As críticas à Alemanha dispararam na Europa no início de março, devido à proibição alemã de exportar material sanitário. A avalanche de reprimendas e tensões diplomáticas obrigou Berlim a recuar e a reconhecer que havia sido um erro. Mas a grande fissura entre o norte e o sul da Europa renasceu durante as negociações para elaborar um mecanismo de solidariedade e reconstrução econômica para a UE. Berlim, fiel à sua histórica aversão ao endividamento, continua se opondo aos eurobônus: ou seja, a uma mutualização da dívida, como instrumento para responder pelos compromissos de outros parceiros comunitários.

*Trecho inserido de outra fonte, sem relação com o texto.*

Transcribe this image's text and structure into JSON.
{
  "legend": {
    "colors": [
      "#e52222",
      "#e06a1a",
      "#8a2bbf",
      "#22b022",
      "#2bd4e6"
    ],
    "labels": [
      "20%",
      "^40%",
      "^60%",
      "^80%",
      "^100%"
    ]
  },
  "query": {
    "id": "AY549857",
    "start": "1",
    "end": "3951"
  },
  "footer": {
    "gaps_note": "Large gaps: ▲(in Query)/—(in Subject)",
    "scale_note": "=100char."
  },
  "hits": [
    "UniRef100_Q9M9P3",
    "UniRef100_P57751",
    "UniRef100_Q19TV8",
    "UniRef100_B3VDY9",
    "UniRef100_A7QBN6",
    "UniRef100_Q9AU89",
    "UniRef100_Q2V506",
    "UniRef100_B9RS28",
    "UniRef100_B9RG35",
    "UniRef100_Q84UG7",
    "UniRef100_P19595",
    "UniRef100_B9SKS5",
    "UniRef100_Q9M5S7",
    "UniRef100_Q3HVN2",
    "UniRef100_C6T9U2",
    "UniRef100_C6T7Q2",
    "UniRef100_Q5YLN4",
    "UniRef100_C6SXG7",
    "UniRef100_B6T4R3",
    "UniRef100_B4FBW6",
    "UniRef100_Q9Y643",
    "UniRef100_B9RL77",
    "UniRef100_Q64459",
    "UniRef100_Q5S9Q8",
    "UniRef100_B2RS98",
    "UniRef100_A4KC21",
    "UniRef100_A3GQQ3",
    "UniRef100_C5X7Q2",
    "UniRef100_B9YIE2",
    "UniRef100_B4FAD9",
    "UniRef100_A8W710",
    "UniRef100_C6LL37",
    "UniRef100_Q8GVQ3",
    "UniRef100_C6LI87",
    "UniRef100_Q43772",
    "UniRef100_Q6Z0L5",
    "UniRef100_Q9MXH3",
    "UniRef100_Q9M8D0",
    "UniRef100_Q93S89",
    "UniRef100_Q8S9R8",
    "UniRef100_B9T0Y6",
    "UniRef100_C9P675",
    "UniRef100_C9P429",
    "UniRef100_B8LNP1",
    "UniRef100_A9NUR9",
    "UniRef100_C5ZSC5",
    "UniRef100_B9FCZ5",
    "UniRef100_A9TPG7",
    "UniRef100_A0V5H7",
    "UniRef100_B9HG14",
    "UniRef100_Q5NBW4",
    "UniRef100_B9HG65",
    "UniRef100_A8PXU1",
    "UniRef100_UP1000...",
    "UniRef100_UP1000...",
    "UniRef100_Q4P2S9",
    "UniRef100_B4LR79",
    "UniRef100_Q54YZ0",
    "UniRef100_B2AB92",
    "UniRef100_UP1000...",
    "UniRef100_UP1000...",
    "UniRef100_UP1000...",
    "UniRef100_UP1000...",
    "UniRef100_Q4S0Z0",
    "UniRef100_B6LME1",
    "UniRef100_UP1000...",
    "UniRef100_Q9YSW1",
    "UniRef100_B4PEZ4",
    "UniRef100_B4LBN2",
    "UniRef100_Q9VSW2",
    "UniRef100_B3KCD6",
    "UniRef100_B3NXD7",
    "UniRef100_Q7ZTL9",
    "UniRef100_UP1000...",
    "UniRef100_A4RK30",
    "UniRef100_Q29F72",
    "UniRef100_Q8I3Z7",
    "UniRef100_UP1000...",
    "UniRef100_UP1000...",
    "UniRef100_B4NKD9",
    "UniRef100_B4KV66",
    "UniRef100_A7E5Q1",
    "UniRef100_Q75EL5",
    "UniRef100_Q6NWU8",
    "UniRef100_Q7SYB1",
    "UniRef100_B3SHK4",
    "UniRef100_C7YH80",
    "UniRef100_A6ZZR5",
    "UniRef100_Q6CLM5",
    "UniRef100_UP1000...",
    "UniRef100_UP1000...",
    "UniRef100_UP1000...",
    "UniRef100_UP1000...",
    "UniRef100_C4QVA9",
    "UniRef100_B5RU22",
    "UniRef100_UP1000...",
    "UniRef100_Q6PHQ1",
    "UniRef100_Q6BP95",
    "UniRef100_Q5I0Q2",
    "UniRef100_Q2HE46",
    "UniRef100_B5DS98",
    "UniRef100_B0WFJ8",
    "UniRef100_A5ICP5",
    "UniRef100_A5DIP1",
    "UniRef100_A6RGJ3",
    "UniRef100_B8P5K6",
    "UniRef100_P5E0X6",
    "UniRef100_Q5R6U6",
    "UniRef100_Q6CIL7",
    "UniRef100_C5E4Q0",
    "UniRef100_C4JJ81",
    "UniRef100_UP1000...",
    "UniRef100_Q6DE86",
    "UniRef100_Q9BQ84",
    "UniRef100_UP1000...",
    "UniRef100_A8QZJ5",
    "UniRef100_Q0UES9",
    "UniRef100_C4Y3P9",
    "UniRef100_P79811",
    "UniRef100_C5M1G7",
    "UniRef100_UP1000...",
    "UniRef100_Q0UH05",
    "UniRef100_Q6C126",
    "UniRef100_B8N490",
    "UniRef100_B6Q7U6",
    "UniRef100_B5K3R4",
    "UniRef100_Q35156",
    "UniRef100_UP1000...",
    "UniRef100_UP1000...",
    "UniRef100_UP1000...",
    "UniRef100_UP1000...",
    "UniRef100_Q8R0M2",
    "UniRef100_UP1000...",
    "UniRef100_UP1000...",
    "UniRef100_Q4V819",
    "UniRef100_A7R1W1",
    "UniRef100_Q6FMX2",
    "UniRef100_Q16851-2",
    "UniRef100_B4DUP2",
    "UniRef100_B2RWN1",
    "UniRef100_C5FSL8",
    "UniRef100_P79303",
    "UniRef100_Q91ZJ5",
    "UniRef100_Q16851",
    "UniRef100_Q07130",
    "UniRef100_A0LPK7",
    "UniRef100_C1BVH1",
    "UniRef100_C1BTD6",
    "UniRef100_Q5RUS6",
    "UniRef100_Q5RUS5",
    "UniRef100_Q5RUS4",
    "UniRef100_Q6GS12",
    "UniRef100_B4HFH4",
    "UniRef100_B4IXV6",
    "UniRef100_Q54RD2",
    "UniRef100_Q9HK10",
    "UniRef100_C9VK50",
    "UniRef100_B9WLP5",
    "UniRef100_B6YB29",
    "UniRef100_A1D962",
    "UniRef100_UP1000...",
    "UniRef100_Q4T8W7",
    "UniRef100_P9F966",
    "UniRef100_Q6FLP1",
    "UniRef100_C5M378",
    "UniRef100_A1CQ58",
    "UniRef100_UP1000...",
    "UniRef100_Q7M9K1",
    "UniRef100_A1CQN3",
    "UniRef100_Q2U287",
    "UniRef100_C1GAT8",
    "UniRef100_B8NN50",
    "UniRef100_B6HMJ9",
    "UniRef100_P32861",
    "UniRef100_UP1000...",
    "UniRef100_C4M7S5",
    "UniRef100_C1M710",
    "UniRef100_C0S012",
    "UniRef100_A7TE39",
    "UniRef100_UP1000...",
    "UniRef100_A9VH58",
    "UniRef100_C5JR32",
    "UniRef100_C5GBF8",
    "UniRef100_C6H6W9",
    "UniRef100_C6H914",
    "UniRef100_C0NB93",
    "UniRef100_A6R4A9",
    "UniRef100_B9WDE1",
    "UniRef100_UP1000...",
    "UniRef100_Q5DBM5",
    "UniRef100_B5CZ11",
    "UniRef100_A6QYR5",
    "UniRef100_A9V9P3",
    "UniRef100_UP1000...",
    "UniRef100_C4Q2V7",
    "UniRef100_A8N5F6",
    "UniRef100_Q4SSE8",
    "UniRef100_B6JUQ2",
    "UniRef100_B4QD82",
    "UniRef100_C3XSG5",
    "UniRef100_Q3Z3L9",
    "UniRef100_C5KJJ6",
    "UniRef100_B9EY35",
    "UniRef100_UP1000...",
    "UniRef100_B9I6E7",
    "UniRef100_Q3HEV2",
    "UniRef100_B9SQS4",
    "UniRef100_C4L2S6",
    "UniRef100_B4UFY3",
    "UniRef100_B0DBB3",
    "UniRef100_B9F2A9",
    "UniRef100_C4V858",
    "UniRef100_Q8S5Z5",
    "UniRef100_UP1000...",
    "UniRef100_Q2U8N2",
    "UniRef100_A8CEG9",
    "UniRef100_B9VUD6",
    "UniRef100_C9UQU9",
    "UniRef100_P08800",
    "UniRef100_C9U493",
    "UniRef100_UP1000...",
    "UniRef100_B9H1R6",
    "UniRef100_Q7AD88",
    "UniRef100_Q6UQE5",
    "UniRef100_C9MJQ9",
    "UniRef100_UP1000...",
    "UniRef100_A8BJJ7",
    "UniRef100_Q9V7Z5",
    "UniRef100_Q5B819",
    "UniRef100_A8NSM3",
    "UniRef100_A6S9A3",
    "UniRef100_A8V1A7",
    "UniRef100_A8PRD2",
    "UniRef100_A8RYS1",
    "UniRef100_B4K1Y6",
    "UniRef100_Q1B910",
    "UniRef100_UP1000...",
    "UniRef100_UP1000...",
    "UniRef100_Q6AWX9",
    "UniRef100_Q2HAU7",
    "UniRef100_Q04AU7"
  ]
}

“Continua havendo desconfiança. Os alemães ainda não confiam no que os outros países farão com o nosso dinheiro”, explicam fontes parlamentares. “Mas, sobretudo, é uma questão de identidade histórica. Os alemães estão orgulhosos da cultura do não endividamento e temem que ela se dilua nas mãos de outros países, que não a levariam tão a sério” diz Techau. Além disso, se as nações do sul temem que a falta de financiamento para a reconstrução econômica alimente os populistas, na Alemanha o efeito é contrário. O medo dos políticos conservadores é que, em tempos de crise, a abertura de novas vias de financiamento com os países do sul dê asas à ultradireita alemã.